Gillies: These individuals are standing up and saying that they are doing the right thing. They are doing partially the right thing, in that they are admitting their own wrongdoing, but they know that others are involved in wrongdoing. They have witnessed it, they have been a part of it. And if you are going to quote God and religion and everything else. I think part of doing the right thing would be doing the entire right thing. And the entire right thing would be to share with law enforcement all the corruption that is out there. However, I will tell you that, with or without people’s cooperation, we will continue to pursue these matters, so those who think that by some people pleasing guilty and not cooperating (and I won’t tell you who is or who isn’t), that if they don’t cooperate they will be taken care of, etc. – that’s not going to stop us. We’re going to continue to pursue, if the public continues to come forward, and I’m hoping to convince the public that we do take these charges seriously. We have a responsibility, and through our milestones in weeding out the corruption here it makes our job tougher. People go more underground, but that’s all right. The good thing is, they don’t know who is or who isn’t cooperating with us. When they see the FBI, they see me. They don’t know we are a very diverse group. We look like anybody out there. So that’s good.

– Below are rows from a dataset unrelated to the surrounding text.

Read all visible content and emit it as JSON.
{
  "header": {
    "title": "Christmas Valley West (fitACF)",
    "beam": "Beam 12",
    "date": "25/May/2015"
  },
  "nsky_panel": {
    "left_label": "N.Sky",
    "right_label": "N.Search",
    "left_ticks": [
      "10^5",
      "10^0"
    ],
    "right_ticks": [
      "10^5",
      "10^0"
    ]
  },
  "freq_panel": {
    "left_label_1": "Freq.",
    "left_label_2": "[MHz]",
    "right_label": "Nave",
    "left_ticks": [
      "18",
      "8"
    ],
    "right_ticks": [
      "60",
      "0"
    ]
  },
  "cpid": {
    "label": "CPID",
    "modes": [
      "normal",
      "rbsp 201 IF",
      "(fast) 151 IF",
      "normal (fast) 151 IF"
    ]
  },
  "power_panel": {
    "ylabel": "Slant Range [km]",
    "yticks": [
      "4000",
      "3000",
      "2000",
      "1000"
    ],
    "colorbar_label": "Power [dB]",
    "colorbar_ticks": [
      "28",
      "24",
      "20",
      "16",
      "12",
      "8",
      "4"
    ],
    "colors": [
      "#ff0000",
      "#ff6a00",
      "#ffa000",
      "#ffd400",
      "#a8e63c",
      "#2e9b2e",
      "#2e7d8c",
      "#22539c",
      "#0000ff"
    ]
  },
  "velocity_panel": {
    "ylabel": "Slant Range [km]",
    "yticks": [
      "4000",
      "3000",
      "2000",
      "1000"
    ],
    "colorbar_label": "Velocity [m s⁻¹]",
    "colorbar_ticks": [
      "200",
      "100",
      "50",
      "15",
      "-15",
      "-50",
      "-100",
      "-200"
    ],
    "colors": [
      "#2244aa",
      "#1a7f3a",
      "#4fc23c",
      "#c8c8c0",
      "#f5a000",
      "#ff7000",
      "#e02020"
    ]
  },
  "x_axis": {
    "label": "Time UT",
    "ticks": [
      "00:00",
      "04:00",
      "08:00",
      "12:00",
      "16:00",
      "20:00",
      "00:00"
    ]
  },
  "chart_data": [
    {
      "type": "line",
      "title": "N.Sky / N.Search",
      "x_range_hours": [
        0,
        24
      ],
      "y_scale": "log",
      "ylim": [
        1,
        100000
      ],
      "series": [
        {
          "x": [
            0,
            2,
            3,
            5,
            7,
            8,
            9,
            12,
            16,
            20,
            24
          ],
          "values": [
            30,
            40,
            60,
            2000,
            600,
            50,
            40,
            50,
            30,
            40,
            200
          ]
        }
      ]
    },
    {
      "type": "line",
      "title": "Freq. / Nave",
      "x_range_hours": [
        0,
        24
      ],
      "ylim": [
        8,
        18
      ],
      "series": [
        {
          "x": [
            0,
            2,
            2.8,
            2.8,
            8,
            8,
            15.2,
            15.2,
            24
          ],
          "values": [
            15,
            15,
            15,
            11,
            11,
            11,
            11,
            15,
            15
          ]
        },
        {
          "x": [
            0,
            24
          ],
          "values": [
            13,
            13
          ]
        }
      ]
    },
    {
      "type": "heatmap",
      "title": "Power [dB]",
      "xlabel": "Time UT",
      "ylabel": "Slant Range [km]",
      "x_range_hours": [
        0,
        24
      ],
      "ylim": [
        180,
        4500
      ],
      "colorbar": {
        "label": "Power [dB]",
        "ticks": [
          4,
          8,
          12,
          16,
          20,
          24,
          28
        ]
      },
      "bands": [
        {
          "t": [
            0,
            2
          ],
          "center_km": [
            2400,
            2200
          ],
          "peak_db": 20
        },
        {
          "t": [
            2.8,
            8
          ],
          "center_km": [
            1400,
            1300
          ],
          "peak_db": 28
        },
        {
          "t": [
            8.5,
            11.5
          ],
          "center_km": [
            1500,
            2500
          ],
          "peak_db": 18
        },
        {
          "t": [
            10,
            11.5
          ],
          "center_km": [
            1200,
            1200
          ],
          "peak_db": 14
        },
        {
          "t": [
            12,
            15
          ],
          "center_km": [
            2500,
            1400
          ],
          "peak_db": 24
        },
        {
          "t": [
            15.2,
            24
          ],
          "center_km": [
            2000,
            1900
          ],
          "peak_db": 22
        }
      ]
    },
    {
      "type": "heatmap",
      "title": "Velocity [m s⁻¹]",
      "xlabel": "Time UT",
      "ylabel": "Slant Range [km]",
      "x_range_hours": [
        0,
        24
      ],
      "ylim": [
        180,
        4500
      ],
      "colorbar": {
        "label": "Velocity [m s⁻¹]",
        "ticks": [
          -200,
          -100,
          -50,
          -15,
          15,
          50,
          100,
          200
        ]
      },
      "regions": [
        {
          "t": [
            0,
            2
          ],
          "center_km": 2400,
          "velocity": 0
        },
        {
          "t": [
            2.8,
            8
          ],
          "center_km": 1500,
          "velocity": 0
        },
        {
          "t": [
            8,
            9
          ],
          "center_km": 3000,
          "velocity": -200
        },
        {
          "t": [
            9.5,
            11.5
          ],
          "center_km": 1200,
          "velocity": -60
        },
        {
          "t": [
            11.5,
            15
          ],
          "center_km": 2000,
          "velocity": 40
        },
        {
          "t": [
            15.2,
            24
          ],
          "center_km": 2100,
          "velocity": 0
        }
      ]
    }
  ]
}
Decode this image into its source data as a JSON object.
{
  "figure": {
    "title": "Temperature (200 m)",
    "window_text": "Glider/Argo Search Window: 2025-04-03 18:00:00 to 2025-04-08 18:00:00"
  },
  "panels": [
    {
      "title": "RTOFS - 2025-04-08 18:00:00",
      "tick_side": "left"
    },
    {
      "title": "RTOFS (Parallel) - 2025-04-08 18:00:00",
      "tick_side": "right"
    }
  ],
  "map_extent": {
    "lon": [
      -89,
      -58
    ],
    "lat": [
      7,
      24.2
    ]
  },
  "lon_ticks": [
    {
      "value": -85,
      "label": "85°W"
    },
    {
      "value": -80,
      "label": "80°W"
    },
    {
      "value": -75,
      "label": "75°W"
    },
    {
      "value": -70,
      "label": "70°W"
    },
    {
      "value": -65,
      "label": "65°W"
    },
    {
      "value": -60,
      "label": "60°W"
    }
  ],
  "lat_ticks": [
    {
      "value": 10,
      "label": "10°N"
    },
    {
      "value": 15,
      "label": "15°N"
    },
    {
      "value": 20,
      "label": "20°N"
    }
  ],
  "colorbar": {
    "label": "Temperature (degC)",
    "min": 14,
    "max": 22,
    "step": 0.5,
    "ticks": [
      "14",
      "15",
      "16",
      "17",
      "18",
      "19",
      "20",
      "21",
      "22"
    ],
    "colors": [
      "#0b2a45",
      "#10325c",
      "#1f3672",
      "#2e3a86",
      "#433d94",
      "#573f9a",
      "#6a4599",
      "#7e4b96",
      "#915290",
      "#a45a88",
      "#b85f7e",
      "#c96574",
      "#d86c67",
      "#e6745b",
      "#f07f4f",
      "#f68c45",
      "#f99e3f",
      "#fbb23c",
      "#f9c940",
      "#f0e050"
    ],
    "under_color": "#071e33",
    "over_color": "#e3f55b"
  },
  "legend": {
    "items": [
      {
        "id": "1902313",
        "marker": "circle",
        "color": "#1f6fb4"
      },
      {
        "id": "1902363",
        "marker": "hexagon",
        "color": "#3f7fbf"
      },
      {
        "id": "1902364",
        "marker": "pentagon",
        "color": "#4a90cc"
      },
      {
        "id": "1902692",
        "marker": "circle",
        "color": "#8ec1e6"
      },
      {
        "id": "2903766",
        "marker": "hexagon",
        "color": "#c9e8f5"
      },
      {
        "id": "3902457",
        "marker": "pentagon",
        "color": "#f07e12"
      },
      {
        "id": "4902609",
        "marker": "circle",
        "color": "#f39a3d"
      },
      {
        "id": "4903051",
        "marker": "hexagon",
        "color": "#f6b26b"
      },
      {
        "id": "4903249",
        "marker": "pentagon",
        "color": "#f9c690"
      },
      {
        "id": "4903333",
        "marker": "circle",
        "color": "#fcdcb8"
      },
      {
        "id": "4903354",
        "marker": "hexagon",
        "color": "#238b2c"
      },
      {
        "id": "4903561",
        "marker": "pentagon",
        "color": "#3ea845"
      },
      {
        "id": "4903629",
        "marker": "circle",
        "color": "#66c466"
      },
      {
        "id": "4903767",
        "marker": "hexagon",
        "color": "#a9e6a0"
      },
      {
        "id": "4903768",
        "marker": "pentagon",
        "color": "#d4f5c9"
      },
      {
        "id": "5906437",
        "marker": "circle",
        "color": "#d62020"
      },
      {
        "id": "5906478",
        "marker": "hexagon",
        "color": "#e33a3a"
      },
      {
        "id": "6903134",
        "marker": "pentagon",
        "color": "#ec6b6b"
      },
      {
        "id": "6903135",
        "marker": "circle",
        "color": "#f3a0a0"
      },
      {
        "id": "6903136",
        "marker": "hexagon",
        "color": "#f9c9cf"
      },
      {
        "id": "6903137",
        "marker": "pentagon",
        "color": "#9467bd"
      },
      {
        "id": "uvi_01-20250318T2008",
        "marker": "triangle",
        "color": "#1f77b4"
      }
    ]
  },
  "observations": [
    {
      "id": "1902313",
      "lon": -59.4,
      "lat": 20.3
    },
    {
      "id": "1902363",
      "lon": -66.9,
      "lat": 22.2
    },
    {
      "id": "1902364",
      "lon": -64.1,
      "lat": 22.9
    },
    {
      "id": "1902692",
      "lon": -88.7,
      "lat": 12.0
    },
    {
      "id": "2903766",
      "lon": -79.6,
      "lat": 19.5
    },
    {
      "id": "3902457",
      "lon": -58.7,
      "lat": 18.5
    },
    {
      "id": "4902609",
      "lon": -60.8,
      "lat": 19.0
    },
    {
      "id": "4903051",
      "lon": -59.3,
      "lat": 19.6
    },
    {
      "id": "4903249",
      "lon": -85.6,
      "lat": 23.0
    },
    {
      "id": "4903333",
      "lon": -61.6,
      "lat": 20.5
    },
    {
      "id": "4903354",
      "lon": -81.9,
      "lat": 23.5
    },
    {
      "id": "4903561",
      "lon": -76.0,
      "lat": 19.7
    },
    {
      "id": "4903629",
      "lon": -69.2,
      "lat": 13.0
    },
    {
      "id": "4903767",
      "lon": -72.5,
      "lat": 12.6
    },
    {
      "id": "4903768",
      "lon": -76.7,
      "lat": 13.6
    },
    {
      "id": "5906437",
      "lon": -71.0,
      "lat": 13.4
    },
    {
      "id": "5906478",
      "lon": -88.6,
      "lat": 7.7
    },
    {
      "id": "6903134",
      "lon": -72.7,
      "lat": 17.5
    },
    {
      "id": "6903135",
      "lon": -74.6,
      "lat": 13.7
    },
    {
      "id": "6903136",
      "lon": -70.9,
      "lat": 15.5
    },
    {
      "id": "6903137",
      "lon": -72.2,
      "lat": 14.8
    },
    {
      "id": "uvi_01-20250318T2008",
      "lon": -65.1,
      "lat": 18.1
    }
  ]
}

The American: I’m reporting on a city with a Democratic mayor, Democratic state auditor, Democratic attorney general, Democratic governor, and now a Democratic president, and this firebrand director of the FBI is going off to Miami where you are never going to run out of opportunities to investigate the stories that motivate you. And so people say, "That just goes to show they got the call, they pulled this guy off the job. Simmer down, it’s going to be okay.”

Gillies: That’s bull. This is a great opportunity for me to go to Miami. I go from the 41st sized office to the 5th. And offices 1, 2 and 3 are led by assistant directors, with 4 being Chicago and 5 being Miami. So that puts me in the elite leadership of the FBI in running a huge field office. I could already retire. So I’m looking for my next challenge. This is my next challenge. One of the negative things about leaving is I don’t get to see these cases brought to fruition that I know are out there. But like I said, I got a dedicated team led by a dedicated supervisor. Obviously, I have a boatload of experience in corruption I’ve mentored and passed that on. If you look for corruption, you will find it.

1 comment:

Greg Schultz said...

Wow, when I lived in St. Louis, I didn't think it was sophisticated enough to have corruption. In reality, I was the naive one.